C'est exactement, en deux mots, la définition la plus brève de l'oiseau malfaisant dont nous voulons parler très brièvement ici.

Inutile de nous étendre sur l'oiseau à plumes. On le connaît assez comme vilain oiseau qui se repaît de la charogne animale ou humaine, que son œil perçant sait apercevoir de très haut et que son odorat extraordinaire fait se délecter d'avance, de très loin, par cette forte odeur de putréfaction qui l'attire. Après avoir plané quelques instants clans les airs, il se précipite sur sa proie avec avidité, et, de son bec puissant et crochu, il se hâte de déchiqueter le cadavre, de s'en gaver et de s'enfuir. Car le vautour n'est pas l'aigle : il est lâche et craintif ― c'est la nature qui l'a fait ainsi ― et ne s'attaque jamais seul à un être vivant. Il aime mieux la charogne, sans risque, que la chair fraîche avec le moindre danger. Il a bien les mœurs lâches et bourgeoises, telles que nous les connaissons chez la plupart des propriétaires. Aussi, nous ne contestons rien à ce que nous trouvons parfaitement d'accord avec nous dans Larousse: « Arg. : Monsieur Vautour : Usurier. Propriétaire impitoyable... ».

Et, les pires de tous, sont ceux qui vivent de la misère des pauvres ! Ceux-ci ne sont-ils pas souvent de mauvais payeurs... et pour cause ?... Mais si, individuellement, on rencontre des locataires payant difficilement l'un ou l'autre des termes dût annuellement à M. Vautour, c'est qu'il y a, chez le petit locataire, le locataire ouvrier, le ménage laborieux avec ou sans enfants, des calamités perpétuelles : maladie, chômage, naissances, décès.

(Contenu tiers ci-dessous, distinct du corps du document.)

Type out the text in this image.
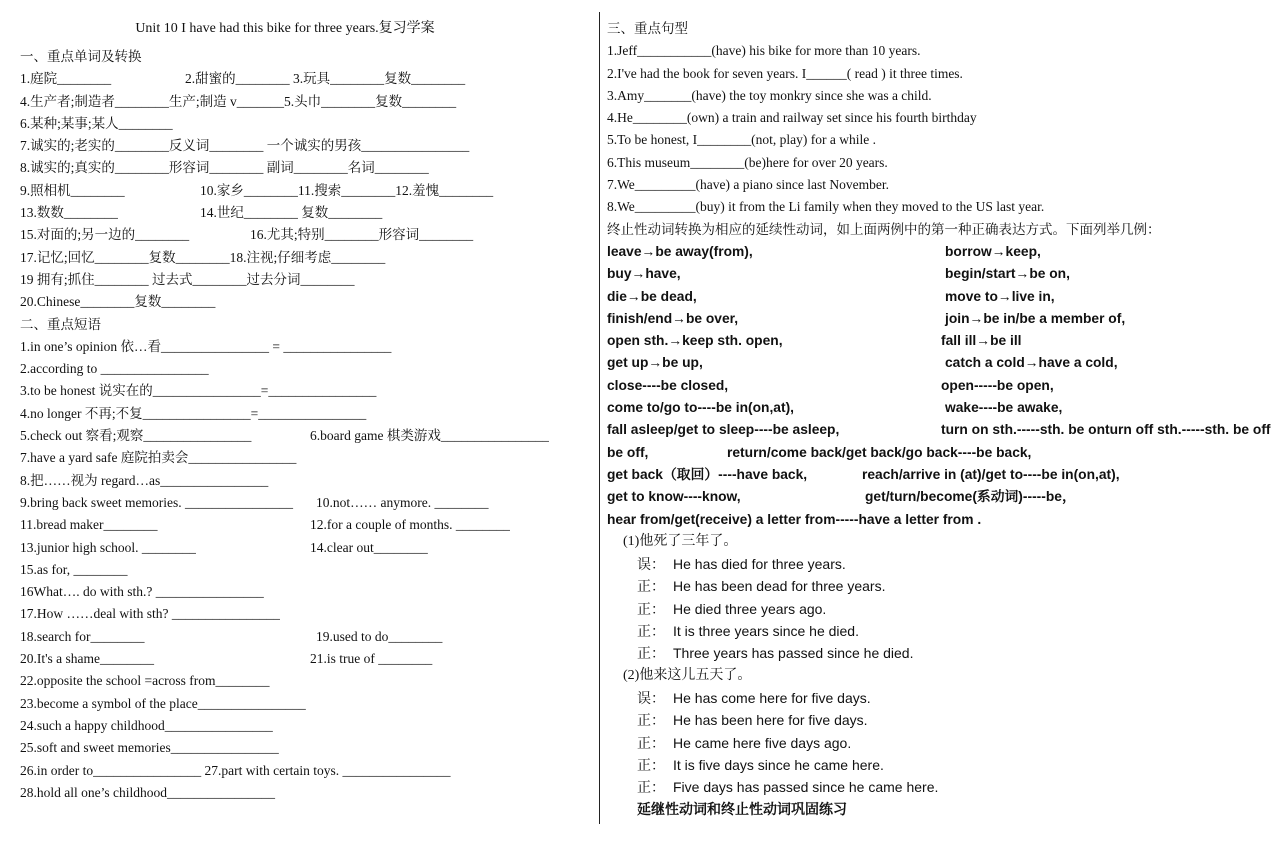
Unit 10 I have had this bike for three years.复习学案
一、重点单词及转换
1.庭院________	2.甜蜜的________ 3.玩具________复数________
4.生产者;制造者________生产;制造 v_______5.头巾________复数________
6.某种;某事;某人________
7.诚实的;老实的________反义词________ 一个诚实的男孩________________
8.诚实的;真实的________形容词________ 副词________名词________
9.照相机________	10.家乡________11.搜索________12.羞愧________
13.数数________	14.世纪________ 复数________
15.对面的;另一边的________	16.尤其;特别________形容词________
17.记忆;回忆________复数________18.注视;仔细考虑________
19 拥有;抓住________ 过去式________过去分词________
20.Chinese________复数________
二、重点短语
1.in one’s opinion 依…看________________ = ________________
2.according to ________________
3.to be honest 说实在的________________=________________
4.no longer 不再;不复________________=________________
5.check out 察看;观察________________	6.board game 棋类游戏________________
7.have a yard safe 庭院拍卖会________________
8.把……视为 regard…as________________
9.bring back sweet memories. ________________ 10.not…… anymore. ________
11.bread maker________	12.for a couple of months. ________
13.junior high school. ________	14.clear out________
15.as for, ________
16What…. do with sth.? ________________
17.How ……deal with sth? ________________
18.search for________	19.used to do________
20.It's a shame________	21.is true of ________
22.opposite the school =across from________
23.become a symbol of the place________________
24.such a happy childhood________________
25.soft and sweet memories________________
26.in order to________________ 27.part with certain toys. ________________
28.hold all one’s childhood________________
三、重点句型
1.Jeff___________(have) his bike for more than 10 years.
2.I've had the book for seven years. I______( read ) it three times.
3.Amy_______(have) the toy monkry since she was a child.
4.He________(own) a train and railway set since his fourth birthday
5.To be honest, I________(not, play) for a while .
6.This museum________(be)here for over 20 years.
7.We_________(have) a piano since last November.
8.We_________(buy) it from the Li family when they moved to the US last year.
终止性动词转换为相应的延续性动词，如上面两例中的第一种正确表达方式。下面列举几例：
leave→be away(from),	borrow→keep,
buy→have,	begin/start→be on,
die→be dead,	move to→live in,
finish/end→be over,	join→be in/be a member of,
open sth.→keep sth. open,	fall ill→be ill
get up→be up,	catch a cold→have a cold,
close----be closed,	open-----be open,
come to/go to----be in(on,at),	wake----be awake,
fall asleep/get to sleep----be asleep,	turn on sth.-----sth. be onturn off sth.-----sth. be off
be off,	return/come back/get back/go back----be back,
get back（取回）----have back,	reach/arrive in (at)/get to----be in(on,at),
get to know----know,	get/turn/become(系动词)-----be，
hear from/get(receive) a letter from-----have a letter from .
(1)他死了三年了。
误： He has died for three years.
正： He has been dead for three years.
正： He died three years ago.
正： It is three years since he died.
正： Three years has passed since he died.
(2)他来这儿五天了。
误： He has come here for five days.
正： He has been here for five days.
正： He came here five days ago.
正： It is five days since he came here.
正： Five days has passed since he came here.
延继性动词和终止性动词巩固练习
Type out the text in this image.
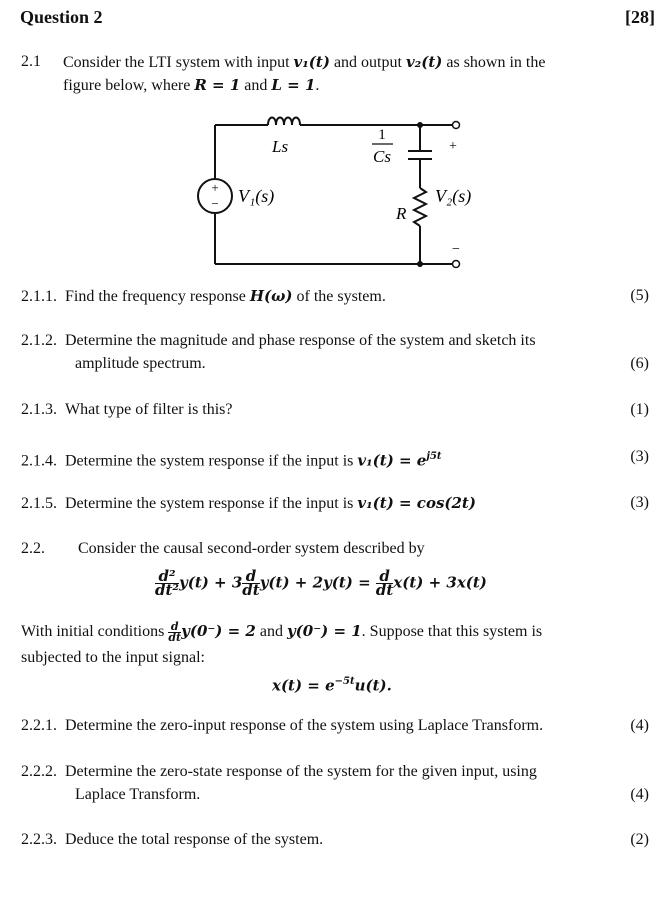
Question 2	[28]
2.1 Consider the LTI system with input v₁(t) and output v₂(t) as shown in the
figure below, where R = 1 and L = 1.
+
−
Ls
1
Cs
V₁(s)	V₂(s)
R
+
−
2.1.1. Find the frequency response H(ω) of the system.	(5)
2.1.2. Determine the magnitude and phase response of the system and sketch its
amplitude spectrum.	(6)
2.1.3. What type of filter is this?	(1)
2.1.4. Determine the system response if the input is $v_1(t) = e^{j5t}$	(3)
2.1.5. Determine the system response if the input is v₁(t) = cos(2t)	(3)
2.2. Consider the causal second-order system described by
$\frac{\text{d²}}{\text{dt²}} y(t) + 3 \frac{d}{dt} y(t) + 2y(t) = \frac{d}{dt} x(t) + 3x(t)$
With initial conditions $\frac{d}{dt} y(0^-) = 2$ and y(0⁻) = 1. Suppose that this system is
subjected to the input signal:
$x(t) = e^{-5t}u(t)$.
2.2.1. Determine the zero-input response of the system using Laplace Transform.	(4)
2.2.2. Determine the zero-state response of the system for the given input, using
Laplace Transform.	(4)
2.2.3. Deduce the total response of the system.	(2)
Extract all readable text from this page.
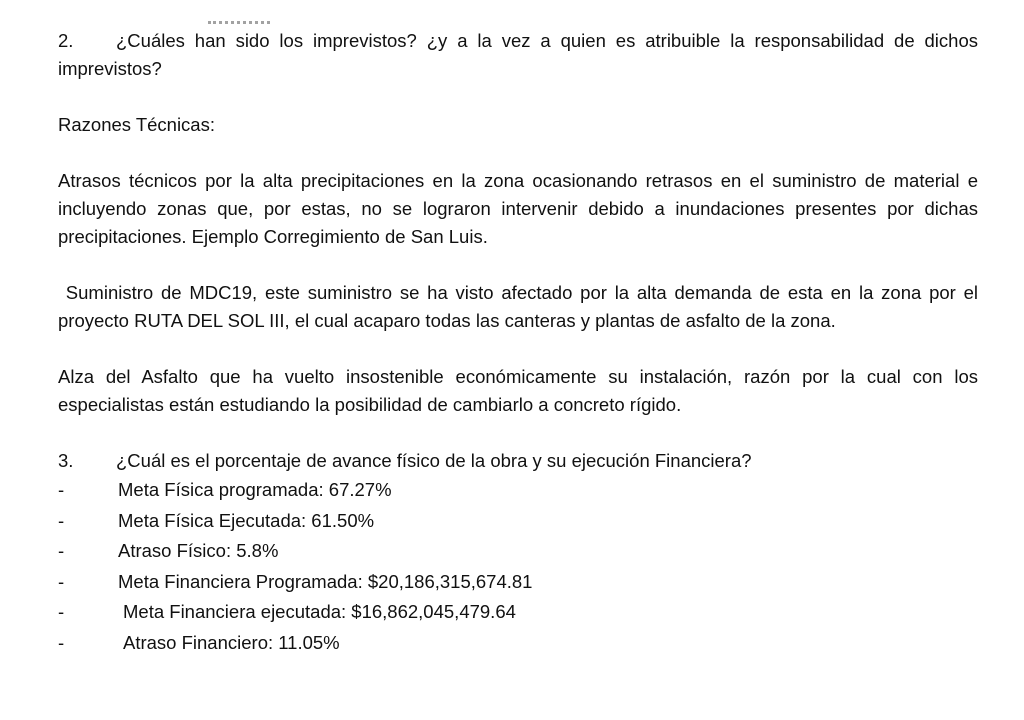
2.	¿Cuáles han sido los imprevistos? ¿y a la vez a quien es atribuible la responsabilidad de dichos
imprevistos?
Razones Técnicas:
Atrasos técnicos por la alta precipitaciones en la zona ocasionando retrasos en el suministro de material e
incluyendo zonas que, por estas, no se lograron intervenir debido a inundaciones presentes por dichas
precipitaciones. Ejemplo Corregimiento de San Luis.
Suministro de MDC19, este suministro se ha visto afectado por la alta demanda de esta en la zona por el
proyecto RUTA DEL SOL III, el cual acaparo todas las canteras y plantas de asfalto de la zona.
Alza del Asfalto que ha vuelto insostenible económicamente su instalación, razón por la cual con los
especialistas están estudiando la posibilidad de cambiarlo a concreto rígido.
3.	¿Cuál es el porcentaje de avance físico de la obra y su ejecución Financiera?
-	Meta Física programada: 67.27%
-	Meta Física Ejecutada: 61.50%
-	Atraso Físico: 5.8%
-	Meta Financiera Programada: $20,186,315,674.81
-	Meta Financiera ejecutada: $16,862,045,479.64
-	Atraso Financiero: 11.05%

C'est une mentalité spéciale que celle de M. Vautour. Il ne s'occupe pas si la maladie, fréquente chez ses locataires miséreux, est due à la mauvaise hygiène de ses locaux, ordinairement malsains, malpropres. Le cube d'air nécessaire à chaque habitant d'un logement ne lui donne aucun souci. L'architecte à ses ordres, n'est apprécié de lui que par son talent à utiliser les vides et à caser le plus de monde possible en le plus étroit espace, sans s'inquiéter de la facilité d'évoluer en si peu de place, où l'air est incontestablement très souvent, sinon toujours, trop rare et toujours vicié par la disposition incommode, insalubre des pièces qui composent un logement de petit loyer, toujours trop cher pour ce qu'il est.

Dans les faubourgs, dans les cités des petites et grandes villes, « sous le ciel bleu de notre France », ce ne sont partout que des amas de pierres et de plâtras où la lumière ne parvient pas, où l'humidité se maintient où la vie des parasites infectes et nuisibles est seule prospère.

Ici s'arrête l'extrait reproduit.